33.Lost, Stolen or Destroyed Certificates. The Secretary may direct (i) a new certificate or certificates or (ii) or uncertificated shares in place of any certificate or certificates previously issued by the Company to be issued in place of any certificate or certificates theretofore issued by the Company alleged to have been lost, stolen, or destroyed, upon the making of an affidavit of that fact, satisfactory to the Secretary, by the person claiming the certificate of stock to be lost, stolen or destroyed. As a condition precedent to the issuance of a new certificate or certificates or uncertificated shares, the Secretary may require the owners of such lost, stolen or destroyed certificate or certificates to give the Company a bond in such sum and with such surety or sureties as the Secretary may direct as indemnity against any claims that may be made against the Company with respect to the certificate alleged to have been lost, stolen, or destroyed or the issuance of the new certificate.

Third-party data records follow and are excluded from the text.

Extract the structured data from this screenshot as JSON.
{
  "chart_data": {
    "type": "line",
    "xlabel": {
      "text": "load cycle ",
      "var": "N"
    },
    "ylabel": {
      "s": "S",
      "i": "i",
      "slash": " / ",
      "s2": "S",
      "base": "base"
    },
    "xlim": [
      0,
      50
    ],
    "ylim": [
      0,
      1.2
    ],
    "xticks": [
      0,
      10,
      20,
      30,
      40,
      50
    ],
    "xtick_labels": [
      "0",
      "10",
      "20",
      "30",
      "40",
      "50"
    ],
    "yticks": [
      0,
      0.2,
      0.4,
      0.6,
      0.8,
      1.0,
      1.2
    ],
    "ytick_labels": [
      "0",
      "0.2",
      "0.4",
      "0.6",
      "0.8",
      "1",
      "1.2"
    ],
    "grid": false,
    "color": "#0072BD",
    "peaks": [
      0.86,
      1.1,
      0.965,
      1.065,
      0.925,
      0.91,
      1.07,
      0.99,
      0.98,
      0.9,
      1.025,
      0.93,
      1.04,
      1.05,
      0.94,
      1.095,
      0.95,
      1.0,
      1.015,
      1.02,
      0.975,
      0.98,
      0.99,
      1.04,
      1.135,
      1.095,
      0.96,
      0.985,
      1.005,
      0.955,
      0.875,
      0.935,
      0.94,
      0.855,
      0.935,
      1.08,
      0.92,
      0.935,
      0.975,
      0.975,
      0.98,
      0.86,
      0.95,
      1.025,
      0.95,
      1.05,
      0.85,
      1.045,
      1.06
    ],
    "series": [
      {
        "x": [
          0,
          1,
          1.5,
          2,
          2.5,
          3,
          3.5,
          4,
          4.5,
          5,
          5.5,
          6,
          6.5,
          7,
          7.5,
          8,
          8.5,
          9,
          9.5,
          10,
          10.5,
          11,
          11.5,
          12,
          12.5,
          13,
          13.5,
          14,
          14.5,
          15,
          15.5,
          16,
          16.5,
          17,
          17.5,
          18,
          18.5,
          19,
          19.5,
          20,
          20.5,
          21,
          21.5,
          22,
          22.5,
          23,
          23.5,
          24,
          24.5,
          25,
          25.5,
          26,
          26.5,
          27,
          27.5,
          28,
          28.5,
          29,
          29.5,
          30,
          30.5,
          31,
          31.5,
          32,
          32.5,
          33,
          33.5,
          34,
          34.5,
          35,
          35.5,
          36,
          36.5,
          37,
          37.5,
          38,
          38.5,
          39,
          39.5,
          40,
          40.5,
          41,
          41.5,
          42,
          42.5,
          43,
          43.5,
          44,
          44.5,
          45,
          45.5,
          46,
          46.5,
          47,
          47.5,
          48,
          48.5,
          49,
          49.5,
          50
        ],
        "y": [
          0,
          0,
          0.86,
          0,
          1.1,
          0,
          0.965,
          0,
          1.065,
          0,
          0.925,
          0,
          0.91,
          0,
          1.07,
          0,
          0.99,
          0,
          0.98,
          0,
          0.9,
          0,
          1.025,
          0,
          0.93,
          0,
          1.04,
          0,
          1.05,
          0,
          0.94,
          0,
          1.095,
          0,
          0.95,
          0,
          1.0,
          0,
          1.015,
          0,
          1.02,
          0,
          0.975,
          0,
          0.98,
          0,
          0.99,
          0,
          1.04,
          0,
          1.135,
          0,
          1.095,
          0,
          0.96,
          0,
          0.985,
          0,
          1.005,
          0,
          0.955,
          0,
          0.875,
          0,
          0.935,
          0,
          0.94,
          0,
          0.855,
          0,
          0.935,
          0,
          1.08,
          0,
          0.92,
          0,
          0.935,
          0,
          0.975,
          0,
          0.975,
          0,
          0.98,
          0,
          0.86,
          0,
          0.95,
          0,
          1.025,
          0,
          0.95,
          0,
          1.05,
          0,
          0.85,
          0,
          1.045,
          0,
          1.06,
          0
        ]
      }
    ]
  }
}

34.Transfer. Stock of the Company will be transferable in the manner prescribed by applicable law and in these Bylaws. Transfers of stock will be made on the books of the Company only by the person named in the certificate or by such person’s attorney lawfully constituted in writing and upon the surrender of the certificate therefor, properly endorsed for transfer, or proper evidence of succession, assignation or authority to transfer and payment of all necessary transfer taxes; provided, however, that such surrender and endorsement or payment of taxes shall not be required in any case in which the officers of the Company shall determine to waive such requirement. Every certificate exchanged, returned or surrendered to the Company shall be marked “Cancelled,” with the date of cancellation, by the Secretary or Assistant Secretary of the Company or the transfer agent thereof. Upon the receipt of proper transfer instructions from the registered owner of uncertificated shares, such uncertificated shares shall be cancelled and the transaction recorded on the books of the Company. No transfer of stock will be valid as against the Company for any purpose until it has been entered in the stock records of the Company by an entry showing from and to whom transferred.